I am particularly interested in Rust supporting these security-oriented ABIs in the future as they become practical.

gnzlbg commented 5 years ago

@briansmith

Note that we can only control the maximum allowed size of Rust objects (repr(Rust)). The maximum allowed size of C objects, which repr(C) types have to respect, is fixed by the C platform, and is outside our control.

That would usually be incorrect in the case where uintptr_t is larger than size_t.

AFAICT this would only mean that the maximum allowed size of repr(Rust) values can be greater or equal to the maximum allowed size of repr(C) values, which is perfectly fine. So what do you mean by "incorrect" ?

briansmith commented 5 years ago

So what do you mean by "incorrect" ?

Sure, in theory you could define the maximum object size to be 2**256 - 1 bytes if you want (if uintptr_t is 256 bits). But I doubt anybody wants that.

gnzlbg commented 5 years ago

Sure, in theory you could define the maximum object size to be 2**256 - 1 bytes if you want (if uintptr_t is 256 bits). But I doubt anybody wants that.

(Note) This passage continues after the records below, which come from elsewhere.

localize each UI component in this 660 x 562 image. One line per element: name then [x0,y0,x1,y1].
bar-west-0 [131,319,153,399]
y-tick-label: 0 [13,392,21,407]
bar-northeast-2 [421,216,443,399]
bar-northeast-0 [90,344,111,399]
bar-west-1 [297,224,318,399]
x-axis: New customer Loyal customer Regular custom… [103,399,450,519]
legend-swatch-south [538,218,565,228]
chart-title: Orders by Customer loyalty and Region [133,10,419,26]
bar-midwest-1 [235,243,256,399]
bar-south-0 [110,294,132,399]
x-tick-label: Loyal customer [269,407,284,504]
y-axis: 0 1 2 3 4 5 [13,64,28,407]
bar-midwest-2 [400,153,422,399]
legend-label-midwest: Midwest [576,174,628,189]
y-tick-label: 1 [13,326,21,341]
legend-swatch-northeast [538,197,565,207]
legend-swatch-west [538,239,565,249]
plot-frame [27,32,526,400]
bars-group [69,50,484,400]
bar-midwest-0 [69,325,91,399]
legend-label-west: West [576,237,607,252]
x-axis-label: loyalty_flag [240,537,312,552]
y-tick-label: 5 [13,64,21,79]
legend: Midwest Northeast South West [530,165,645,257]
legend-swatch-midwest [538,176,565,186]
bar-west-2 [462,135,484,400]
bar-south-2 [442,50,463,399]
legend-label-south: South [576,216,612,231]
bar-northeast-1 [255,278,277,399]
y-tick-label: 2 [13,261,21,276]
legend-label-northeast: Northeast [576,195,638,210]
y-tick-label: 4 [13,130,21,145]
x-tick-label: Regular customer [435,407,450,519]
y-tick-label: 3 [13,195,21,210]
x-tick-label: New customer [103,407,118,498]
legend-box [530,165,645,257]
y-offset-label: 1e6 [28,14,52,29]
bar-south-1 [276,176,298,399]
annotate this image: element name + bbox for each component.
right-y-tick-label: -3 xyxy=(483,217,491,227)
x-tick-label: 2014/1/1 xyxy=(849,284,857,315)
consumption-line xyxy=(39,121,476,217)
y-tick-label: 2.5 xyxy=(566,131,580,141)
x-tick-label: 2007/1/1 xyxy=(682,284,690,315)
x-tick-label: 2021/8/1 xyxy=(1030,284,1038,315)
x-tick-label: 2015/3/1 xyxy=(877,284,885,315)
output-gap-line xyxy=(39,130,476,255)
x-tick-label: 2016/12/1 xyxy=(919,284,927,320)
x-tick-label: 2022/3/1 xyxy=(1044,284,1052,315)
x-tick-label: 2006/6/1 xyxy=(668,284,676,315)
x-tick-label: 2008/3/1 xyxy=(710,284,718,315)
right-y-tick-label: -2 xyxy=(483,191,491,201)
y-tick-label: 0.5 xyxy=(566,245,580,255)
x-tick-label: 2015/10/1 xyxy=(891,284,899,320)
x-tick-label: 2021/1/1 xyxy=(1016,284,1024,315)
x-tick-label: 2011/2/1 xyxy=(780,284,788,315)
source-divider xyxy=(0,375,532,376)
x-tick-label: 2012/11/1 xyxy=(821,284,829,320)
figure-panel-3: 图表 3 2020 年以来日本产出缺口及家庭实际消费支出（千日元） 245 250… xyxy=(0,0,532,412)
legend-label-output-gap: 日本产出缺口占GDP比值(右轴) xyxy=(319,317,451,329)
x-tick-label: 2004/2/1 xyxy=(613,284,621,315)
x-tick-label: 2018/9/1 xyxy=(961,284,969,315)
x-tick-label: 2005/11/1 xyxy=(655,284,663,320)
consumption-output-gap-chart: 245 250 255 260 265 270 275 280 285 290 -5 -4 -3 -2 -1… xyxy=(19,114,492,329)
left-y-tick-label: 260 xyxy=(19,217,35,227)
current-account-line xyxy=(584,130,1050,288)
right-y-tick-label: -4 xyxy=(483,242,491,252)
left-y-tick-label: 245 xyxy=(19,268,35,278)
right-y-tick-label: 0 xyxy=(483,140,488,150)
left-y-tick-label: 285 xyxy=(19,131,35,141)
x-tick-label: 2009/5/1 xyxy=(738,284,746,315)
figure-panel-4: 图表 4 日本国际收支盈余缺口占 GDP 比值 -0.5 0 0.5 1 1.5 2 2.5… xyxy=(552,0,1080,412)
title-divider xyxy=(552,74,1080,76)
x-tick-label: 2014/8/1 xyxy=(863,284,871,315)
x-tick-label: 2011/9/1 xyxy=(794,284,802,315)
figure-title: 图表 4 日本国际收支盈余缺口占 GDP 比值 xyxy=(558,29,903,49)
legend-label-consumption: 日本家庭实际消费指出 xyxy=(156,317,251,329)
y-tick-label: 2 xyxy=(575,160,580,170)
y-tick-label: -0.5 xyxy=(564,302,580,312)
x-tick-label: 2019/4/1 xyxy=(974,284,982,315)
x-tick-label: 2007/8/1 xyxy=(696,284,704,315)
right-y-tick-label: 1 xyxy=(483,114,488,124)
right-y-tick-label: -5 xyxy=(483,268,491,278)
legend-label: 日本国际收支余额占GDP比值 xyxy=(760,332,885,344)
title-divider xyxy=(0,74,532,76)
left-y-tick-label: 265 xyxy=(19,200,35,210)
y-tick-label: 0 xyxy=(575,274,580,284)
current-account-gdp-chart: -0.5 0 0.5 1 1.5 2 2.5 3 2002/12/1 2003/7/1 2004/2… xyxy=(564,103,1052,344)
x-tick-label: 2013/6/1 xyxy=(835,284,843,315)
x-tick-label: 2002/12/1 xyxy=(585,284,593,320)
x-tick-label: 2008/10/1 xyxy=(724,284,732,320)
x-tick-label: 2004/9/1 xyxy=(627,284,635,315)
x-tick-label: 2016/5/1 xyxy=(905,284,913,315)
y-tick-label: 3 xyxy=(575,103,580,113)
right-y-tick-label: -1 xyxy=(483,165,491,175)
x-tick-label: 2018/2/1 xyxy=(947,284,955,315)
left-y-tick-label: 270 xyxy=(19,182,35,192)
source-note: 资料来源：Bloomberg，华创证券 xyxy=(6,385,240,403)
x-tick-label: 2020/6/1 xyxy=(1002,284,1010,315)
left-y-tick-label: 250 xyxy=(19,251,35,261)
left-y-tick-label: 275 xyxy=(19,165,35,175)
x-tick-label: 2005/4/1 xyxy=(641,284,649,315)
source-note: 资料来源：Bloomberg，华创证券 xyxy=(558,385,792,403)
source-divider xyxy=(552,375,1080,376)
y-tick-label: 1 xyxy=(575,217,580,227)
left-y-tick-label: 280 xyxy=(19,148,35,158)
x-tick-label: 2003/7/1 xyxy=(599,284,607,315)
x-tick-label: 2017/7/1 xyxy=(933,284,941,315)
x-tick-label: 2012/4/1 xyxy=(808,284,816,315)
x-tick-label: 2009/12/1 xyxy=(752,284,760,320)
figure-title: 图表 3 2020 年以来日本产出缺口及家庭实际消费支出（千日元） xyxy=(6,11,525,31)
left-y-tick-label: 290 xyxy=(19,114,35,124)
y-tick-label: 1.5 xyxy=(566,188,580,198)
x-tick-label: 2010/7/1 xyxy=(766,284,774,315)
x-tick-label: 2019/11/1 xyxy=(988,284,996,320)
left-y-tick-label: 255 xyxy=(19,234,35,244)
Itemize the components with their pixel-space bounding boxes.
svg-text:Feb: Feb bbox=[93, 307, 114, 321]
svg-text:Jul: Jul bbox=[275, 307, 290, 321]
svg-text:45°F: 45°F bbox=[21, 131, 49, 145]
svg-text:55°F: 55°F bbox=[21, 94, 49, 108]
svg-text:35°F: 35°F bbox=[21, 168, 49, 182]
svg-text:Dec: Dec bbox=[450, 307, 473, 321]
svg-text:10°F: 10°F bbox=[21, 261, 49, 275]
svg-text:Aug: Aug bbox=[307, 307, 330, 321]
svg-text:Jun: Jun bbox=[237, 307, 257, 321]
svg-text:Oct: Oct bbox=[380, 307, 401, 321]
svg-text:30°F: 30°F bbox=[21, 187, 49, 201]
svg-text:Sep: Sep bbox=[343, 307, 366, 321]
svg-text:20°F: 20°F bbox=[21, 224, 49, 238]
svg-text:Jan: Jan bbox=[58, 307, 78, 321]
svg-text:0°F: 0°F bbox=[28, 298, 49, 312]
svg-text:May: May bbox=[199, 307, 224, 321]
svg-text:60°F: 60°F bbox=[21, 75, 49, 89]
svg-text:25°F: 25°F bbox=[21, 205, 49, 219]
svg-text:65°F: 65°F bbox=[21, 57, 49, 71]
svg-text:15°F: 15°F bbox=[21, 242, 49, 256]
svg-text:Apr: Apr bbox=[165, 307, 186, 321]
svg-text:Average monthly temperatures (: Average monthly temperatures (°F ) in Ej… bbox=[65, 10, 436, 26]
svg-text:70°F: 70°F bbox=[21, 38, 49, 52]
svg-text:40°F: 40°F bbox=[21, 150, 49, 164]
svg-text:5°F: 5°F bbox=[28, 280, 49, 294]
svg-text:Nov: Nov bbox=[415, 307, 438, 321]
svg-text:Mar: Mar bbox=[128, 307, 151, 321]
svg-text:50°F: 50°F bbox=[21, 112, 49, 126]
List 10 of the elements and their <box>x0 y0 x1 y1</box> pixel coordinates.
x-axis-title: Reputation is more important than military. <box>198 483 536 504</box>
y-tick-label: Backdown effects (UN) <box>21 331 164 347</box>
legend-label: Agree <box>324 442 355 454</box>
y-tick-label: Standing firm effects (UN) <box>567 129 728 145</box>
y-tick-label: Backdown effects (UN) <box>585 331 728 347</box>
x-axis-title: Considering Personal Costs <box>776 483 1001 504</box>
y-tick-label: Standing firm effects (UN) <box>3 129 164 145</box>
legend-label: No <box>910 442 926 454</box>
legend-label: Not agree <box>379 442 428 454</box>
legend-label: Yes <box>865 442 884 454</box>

The exact same can be argued of 2**64 - 1, right? AFAICT these limits only matter if they are small enough for normal Rust code to run into them (e.g. on 8, 16, 32 bit platforms). Once the limits become high enough (e.g. 48-bit or larger), do they still matter ? For example, there is unsafe code in std that ensures that these limits aren't reached on 32-bit platforms, but for 64-bit targets it is essentially dead-code that will never be reached in practice (EDIT: not only essentially, libstd just assumes it does not happen: https://github.com/rust-lang/rust/blob/master/src/liballoc/raw_vec.rs#L735).

daira commented 3 years ago

I propose that Rust code that is targetting std (i.e. does not use #![no_std]) should be able to assume that usize is at least 32 bits.